You must declare all articles acquired during your trip and in your possession at the time of your return.

This includes:

  • Articles that you purchased.
  • Articles presented to you while abroad, such as wedding and birthday presents or inherited items.
  • Articles purchased in duty-free shops or on board a carrier.
  • Repairs or alterations made to any articles taken abroad and returned, whether or not repairs or alterations were free of charge.
  • Items you have been requested to bring home for another person.
  • All articles you intend to sell or use in your business. Promotional items and samples for Customs purposes are only those items that are valued at $1 or less.
In addition, you must declare any articles acquired in the U.S. Virgin Islands, American Samoa, Guam or a country of the Caribbean Basin Economic Recovery Act and not accompanying you at the time of your return.The price actually paid for each article must be stated on your declaration in U.S. currency or its equivalent in the country of acquisition. The stated price must include any "value added tax" (VAT) if it was not refunded prior to arrival. If the article was not purchased, obtain an estimate of its fair retail value in the country in which it was acquired.Note: The wearing or use of any article acquired abroad does not exempt it from duty. It must be declared at the price you paid for it.

Family Declaration

The head of a family may make a joint declaration for all members residing in the same household and returning together to the United States. Family members making a joint declaration may combine their personal exemptions. For example, Mrs. Smith purchased an item for $600, but Mr. Smith only purchased $200 worth of merchandise. Mr. and Mrs. Smith may combine their $400 exemptions and will not have to pay duty on the items they acquired.

"Duty-Free" Shops

Articles bought in "duty-free" shops in foreign countries are subject to U. S. Customs duty and restrictions but may be included in your personal exemption .Articles purchased in U.S. "duty-free" shops are subject to U.S. Customs duty if reentered into the United States. Example: Liquor bought in a "duty-free" shop before entering Canada and brought back into the United States may be subject to duty and Internal Revenue Tax.

Note:
Many travelers are confused by the term "duty-free" as it relates to shops. Articles sold in duty-free shops are free of duty and taxes only for the country in which that shop is located. Articles sold in duty-free shops are intended for export and are not to be returned to the country of purchase. So if your purchases exceed your personal exemption, that item may be subject to duty. Articles acquired in a U.S. duty free shop before you left the United States, may be included in your exemption.
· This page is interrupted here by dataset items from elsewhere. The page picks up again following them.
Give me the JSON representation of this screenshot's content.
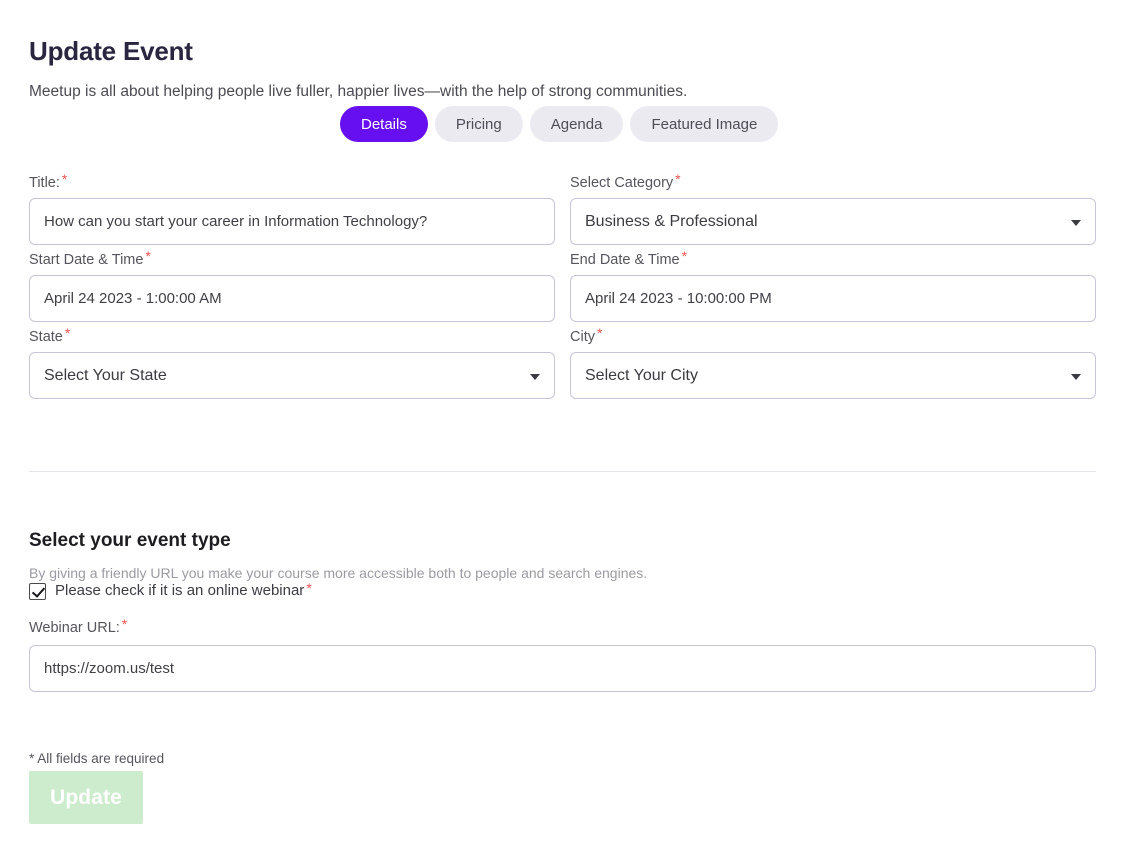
{
  "header": {
    "title": "Update Event",
    "subtitle": "Meetup is all about helping people live fuller, happier lives—with the help of strong communities."
  },
  "tabs": [
    {
      "label": "Details",
      "active": true
    },
    {
      "label": "Pricing",
      "active": false
    },
    {
      "label": "Agenda",
      "active": false
    },
    {
      "label": "Featured Image",
      "active": false
    }
  ],
  "required_marker": "*",
  "form": {
    "title": {
      "label": "Title:",
      "value": "How can you start your career in Information Technology?",
      "required": true
    },
    "category": {
      "label": "Select Category",
      "value": "Business & Professional",
      "required": true,
      "icon": "chevron-down-icon"
    },
    "start_datetime": {
      "label": "Start Date & Time",
      "value": "April 24 2023 - 1:00:00 AM",
      "required": true
    },
    "end_datetime": {
      "label": "End Date & Time",
      "value": "April 24 2023 - 10:00:00 PM",
      "required": true
    },
    "state": {
      "label": "State",
      "value": "Select Your State",
      "required": true,
      "icon": "chevron-down-icon"
    },
    "city": {
      "label": "City",
      "value": "Select Your City",
      "required": true,
      "icon": "chevron-down-icon"
    }
  },
  "event_type": {
    "title": "Select your event type",
    "description": "By giving a friendly URL you make your course more accessible both to people and search engines.",
    "checkbox_label": "Please check if it is an online webinar",
    "checkbox_checked": true,
    "webinar_url": {
      "label": "Webinar URL:",
      "value": "https://zoom.us/test",
      "required": true
    }
  },
  "footer": {
    "required_note": "* All fields are required",
    "update_label": "Update"
  },
  "colors": {
    "accent_purple": "#6610f2",
    "tab_inactive_bg": "#eceaf1",
    "required_red": "#e8564f",
    "button_green": "#cdecce",
    "border": "#c8c5d8",
    "heading": "#2b2640"
  }
}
Payment of duty, required at the time of your arrival on articles accompanying you, may be made by any of the following ways:
  • U.S. currency (foreign currency is not acceptable).
  • Personal check in the exact amount of duty, drawn on a national or state bank or trust company of the United States, made payable to the "U.S. Customs Service."
  • Government check, money orders or traveler's checks are acceptable if they do not exceed the duty amount by more than $50. [Second endorsements are not acceptable. Identification must be presented; e.g. traveler's passport or driver's license.]
  • In some locations you may pay duty with credit cards from Mastercard or VISA.